Des Löwen Spur

Um das Maß seiner Leiden voll zu machen, musste in dieser Zeit eine seiner Stützen zerbrechen; Heinrich von England starb, und zwar im Kampfe mit rebellischen Söhnen. Der neue König Richard, und selbst Kanut von Dänemark drangen in den Herzog, zurückzukehren in seine Erbländer, und zu retten, was noch zu retten wäre, und der Verbannte durfte sich seines Eides entbunden halten, da seine Feinde ihn zuerst gebrochen hatten. Noch im Herbste dieses Jahres landete er zu Stade, und sandte seinen Sohn Heinrich nach Braunschweig voraus. Heinrichs erstes Auftreten war ermunternd, drei seiner Freunde eilten zu ihm hin, um unter den ruhmbekränzten Fahnen zu fechten, die angesehensten Holsteiner und Normannen gingen ihm mit friedlichem Gruße entgegen, und versprachen, ihm ihr Land zu öffnen.

Ein allgemeiner Aufstand nötigte den Statthalter des nach Jerusalem gezogenen Grafen von Holstein, sich mit der Mutter und Gemahlin desselben nach Lübeck zurückzuziehen. Der heftigste Kampf entspann sich um den Besitz von Bardewick, einer der größten und reichsten Städte des nördlichen Deutschlands, einst zu des Herzogs Erbteile gehörig, aber, aus Eifersucht gegen das begünstigte Lübeck, ihm niemals recht ergeben. Bei ihrer Erstürmung musste Schritt für Schritt, Straße für Straße erkämpft werden, so dass zuletzt die blutige Schlacht in ein grässliches Schlachten überging. Alle Heiligtümer wurden dem Dom zu Ratzeburg zugesandt, und dann die Stadt den Flammen geopfert. Nur die Kirchen und heiligen Gebäude blieben verschont, und zum Gedächtnis des Schreckenstages trug das Portal des Doms einen hölzernen Löwen, und die Überschrift: des Löwen Spur.


Diese glückliche Unternehmung, mit den Schrecken, welche sie verbreitete, öffnete dem Herzog die Tore Lübecks und Lauenburgs. Jetzt aber bekam er mächtige Feinde zu bekämpfen, denn König Heinrich zog rachedürstend mit einem Heere gegen ihn. Doch schon bei der Bestürmung Braunschweigs fand er unerwarteten und entschlossenen Widerstand. Hier zeigte der Erzbischof von Mainz fürchterliche Grausamkeit und Raubgier, indem er selbst Kirchen und Kirchhöfe nicht verschonte.
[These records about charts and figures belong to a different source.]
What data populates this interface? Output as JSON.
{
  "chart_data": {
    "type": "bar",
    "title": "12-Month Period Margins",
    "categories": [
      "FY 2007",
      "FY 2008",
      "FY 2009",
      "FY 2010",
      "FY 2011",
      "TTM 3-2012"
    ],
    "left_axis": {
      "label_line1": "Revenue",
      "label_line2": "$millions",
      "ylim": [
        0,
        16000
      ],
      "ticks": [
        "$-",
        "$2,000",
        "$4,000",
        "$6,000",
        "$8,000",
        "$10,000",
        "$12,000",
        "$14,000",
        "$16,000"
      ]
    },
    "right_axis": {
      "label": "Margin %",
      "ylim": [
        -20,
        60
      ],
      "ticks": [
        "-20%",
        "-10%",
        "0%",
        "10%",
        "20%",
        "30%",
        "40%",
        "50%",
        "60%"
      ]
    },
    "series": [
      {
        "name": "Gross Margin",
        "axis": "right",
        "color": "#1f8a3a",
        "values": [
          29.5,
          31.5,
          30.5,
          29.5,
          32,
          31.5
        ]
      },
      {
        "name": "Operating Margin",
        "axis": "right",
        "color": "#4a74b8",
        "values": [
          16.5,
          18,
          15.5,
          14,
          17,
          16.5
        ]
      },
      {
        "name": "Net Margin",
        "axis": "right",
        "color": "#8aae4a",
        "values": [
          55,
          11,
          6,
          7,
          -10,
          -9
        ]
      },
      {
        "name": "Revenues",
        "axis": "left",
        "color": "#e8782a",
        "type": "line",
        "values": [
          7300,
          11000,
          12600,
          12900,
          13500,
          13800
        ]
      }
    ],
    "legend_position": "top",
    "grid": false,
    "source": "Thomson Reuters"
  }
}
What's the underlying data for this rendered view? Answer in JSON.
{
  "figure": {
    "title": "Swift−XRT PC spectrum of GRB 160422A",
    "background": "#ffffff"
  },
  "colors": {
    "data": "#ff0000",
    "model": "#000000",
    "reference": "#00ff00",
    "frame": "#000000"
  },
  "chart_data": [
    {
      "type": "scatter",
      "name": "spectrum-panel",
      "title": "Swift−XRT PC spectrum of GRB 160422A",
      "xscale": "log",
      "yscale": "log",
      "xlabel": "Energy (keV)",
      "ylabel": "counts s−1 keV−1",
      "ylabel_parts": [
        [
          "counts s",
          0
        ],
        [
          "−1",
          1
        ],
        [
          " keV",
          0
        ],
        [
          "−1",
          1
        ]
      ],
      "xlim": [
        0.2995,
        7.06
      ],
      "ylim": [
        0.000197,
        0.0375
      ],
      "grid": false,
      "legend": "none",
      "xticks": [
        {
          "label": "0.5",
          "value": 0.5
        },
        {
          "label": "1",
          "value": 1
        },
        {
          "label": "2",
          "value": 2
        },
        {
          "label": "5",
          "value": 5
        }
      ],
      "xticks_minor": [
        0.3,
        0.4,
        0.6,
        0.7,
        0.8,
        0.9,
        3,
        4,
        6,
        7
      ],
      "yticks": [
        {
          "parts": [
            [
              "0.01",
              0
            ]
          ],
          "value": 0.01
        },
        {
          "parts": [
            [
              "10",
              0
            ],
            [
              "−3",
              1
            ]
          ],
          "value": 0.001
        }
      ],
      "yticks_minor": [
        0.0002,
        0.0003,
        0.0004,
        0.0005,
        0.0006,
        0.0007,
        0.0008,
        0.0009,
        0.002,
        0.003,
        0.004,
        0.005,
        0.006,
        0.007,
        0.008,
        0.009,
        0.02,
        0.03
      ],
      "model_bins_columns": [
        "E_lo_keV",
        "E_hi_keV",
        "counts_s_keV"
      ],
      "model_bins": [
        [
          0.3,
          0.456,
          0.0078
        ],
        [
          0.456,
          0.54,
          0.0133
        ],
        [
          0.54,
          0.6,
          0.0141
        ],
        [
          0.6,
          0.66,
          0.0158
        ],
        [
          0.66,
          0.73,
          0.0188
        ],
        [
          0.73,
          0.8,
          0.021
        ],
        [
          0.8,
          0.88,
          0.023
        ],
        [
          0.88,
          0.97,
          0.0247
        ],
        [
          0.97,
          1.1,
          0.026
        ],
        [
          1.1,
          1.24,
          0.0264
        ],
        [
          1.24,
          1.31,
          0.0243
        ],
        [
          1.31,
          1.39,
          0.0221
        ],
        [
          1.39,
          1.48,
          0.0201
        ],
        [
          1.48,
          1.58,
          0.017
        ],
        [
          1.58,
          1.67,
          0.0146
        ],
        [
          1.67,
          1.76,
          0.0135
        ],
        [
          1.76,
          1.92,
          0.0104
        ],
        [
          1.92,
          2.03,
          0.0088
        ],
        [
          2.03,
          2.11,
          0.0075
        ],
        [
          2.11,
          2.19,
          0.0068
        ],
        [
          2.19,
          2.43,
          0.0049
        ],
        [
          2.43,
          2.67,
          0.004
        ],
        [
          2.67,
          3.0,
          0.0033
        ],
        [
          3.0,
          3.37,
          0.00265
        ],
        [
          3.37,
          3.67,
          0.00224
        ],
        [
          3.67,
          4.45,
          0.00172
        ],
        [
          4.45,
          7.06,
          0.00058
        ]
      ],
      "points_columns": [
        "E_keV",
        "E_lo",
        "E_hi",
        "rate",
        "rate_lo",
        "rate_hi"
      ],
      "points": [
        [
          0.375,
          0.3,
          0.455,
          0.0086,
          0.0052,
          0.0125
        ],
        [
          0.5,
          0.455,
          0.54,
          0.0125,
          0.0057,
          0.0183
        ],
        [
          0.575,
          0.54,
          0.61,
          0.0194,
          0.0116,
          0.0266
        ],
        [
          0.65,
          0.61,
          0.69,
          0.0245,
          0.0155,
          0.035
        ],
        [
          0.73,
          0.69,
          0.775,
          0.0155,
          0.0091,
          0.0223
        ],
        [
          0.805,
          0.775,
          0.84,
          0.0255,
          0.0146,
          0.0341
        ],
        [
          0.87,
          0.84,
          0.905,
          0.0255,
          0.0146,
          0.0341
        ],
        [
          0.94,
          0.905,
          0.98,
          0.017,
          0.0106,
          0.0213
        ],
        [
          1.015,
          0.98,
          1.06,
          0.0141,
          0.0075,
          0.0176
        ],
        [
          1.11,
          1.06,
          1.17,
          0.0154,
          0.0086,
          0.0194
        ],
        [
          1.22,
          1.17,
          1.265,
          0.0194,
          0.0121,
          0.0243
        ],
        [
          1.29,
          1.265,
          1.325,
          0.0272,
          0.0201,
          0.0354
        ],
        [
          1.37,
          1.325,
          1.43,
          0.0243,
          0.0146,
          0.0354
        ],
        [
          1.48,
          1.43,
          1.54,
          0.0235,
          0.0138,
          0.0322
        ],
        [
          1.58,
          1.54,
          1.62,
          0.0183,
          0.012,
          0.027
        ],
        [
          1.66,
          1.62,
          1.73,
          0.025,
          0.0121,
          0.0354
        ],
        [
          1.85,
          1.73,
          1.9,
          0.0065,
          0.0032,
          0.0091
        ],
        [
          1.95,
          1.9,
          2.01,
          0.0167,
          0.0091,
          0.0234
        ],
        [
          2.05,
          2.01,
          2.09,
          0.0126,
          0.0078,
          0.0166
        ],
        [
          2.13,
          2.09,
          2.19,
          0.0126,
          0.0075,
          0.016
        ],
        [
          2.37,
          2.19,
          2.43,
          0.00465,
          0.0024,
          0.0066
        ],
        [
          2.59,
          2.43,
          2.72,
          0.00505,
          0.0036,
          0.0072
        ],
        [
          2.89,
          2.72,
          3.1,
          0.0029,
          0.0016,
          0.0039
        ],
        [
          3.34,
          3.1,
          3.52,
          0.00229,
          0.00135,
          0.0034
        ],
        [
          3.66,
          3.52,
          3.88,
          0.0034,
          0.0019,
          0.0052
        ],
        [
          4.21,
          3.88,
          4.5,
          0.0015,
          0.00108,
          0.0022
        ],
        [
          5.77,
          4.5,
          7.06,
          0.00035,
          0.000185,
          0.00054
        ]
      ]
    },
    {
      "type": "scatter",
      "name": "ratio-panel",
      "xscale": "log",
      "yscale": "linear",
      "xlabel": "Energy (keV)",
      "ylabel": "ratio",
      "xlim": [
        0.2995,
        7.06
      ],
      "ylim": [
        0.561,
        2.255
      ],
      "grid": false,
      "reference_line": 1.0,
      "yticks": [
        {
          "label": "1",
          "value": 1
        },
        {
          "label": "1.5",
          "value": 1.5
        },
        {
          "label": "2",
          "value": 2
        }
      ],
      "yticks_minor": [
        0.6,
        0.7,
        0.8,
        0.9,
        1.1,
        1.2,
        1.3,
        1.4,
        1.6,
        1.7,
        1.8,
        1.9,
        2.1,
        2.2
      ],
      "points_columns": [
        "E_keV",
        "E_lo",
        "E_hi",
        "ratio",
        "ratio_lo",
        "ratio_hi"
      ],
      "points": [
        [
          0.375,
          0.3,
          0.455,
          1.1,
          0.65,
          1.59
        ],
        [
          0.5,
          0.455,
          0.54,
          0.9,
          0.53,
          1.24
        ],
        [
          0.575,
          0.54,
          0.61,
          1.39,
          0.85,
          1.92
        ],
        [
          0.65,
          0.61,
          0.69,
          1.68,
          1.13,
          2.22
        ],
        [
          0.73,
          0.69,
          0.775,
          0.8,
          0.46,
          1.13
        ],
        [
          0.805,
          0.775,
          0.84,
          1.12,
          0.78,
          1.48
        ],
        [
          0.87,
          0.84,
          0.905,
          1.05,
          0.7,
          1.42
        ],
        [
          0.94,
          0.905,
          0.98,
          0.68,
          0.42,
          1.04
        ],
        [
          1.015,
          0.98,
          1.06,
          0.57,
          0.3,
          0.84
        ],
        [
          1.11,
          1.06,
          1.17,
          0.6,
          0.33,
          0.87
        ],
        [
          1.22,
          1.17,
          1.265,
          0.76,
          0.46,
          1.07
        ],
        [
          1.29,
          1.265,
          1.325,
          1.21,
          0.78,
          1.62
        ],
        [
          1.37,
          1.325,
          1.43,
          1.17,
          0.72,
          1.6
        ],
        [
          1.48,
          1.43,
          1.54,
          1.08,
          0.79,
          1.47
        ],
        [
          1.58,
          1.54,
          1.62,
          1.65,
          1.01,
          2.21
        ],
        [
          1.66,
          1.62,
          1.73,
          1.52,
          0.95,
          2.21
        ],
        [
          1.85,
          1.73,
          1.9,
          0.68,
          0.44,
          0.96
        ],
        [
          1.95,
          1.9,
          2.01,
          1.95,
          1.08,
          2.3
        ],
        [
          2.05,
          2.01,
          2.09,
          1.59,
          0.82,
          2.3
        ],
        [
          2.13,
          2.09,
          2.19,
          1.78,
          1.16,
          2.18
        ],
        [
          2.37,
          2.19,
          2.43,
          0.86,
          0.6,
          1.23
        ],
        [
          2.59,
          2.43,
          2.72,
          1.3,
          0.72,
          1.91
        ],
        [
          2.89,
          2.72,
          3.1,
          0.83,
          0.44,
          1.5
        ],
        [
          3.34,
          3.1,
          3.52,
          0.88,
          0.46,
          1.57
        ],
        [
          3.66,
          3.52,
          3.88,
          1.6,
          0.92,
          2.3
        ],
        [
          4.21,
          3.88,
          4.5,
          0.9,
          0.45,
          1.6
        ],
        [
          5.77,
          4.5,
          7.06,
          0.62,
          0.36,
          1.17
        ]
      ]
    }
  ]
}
Das räuberische Heer musste abziehen, und rächte sich durch die Einäscherung Hannovers. Der Winter hatte dem Kriege ein Ende gemacht; erst im Mai 1190 griff Heinrich wieder zu den Waffen, sah sich aber oft von denen verlassen, auf deren Hilfe er gerechnet hatte. Darum wies er eine angebotene Unterhandlung nicht zurück, und sie kam zu Fulda, doch unter harten Bedingungen, zu Stande. Der Herzog sollte die Mauern Braunschweigs an vier Orten zerstören, ganz Holstein, und die Hälfte Lübecks dem Grafen Adolf wieder einräumen, und dafür von dem Könige Heinrich die andere Hälfte als Geschenk annehmen. Zum Unterpfand des Friedens sollte des Herzogs jüngerer Sohn Lotar dem Könige als Geißel bleiben, der ältere aber mit fünfzig Rittern ihm nach Italien folgen.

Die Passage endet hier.